Mi padre se comportó como seguro lo hizo en su momento, mirando para otro lado. Presumió de su huerto, sus cochinos y su manera de vivir. Don Mario y su hermana eran meros espectadores de su puesta en escena. Mi madre sí estuvo afectada. La vi sufriendo, incómoda teniendo que mantener una sonrisa que no le nacía. Incluso se tomó un par de copitas de aguardiente, cosa que prácticamente solo hacía en Navidad. Yo creo que sentía que su espacio había sido violado. Y eso duele. Paseamos por la alameda, cruzamos por el puente de azulejos sobre el lago. El leve movimiento del aire todavía no llegaba a ser brisa.

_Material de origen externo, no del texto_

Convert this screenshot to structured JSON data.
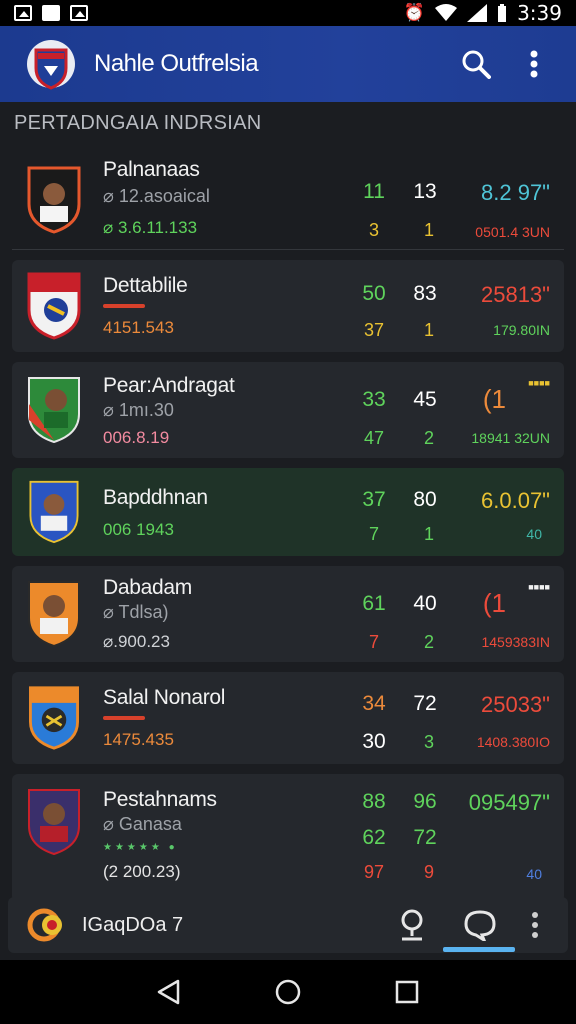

Volvíamos hacia el huerto cuando vimos el autobús de línea orillado en la carretera. A su lado se habían detenido una ambulancia y varios coches. Los pasajeros habían bajado del bus y había cierto tumulto. Bajé del coche y me acerqué a preguntar. Sara no quiso bajar. Le parecía morboso.
—¿Qué ha ocurrido? ¿Han tenido un accidente?
—No, que va. Un cura que se ha muerto.
—¿Como dice? ¿Un cura?
—Si. Un cura con sotana de pies a cabeza con el calor que hace. Se puso malo, muy malo, llamaron a una ambulancia, pero para cuando llegó ya no había nada que hacer.
—¿Sabe usted si viajaba con una mujer?
—Si, creo que la han llevado en otra ambulancia.
—Vale gracias. Buenas tardes.
Y así con cara de tontos pusimos el coche rumbo al huerto donde mi padre estaba echando una profunda siesta y mi madre fregaba pensativa los cacharros de la cocina.
—Hola mamá.
—Hola chicos. ¿Ya se fueron?
—Si ya se fueron.
Y sin poder evitar un amago de risa le dije a mi madre
—Mamá, ¿A que no te imaginas qué ha pasado?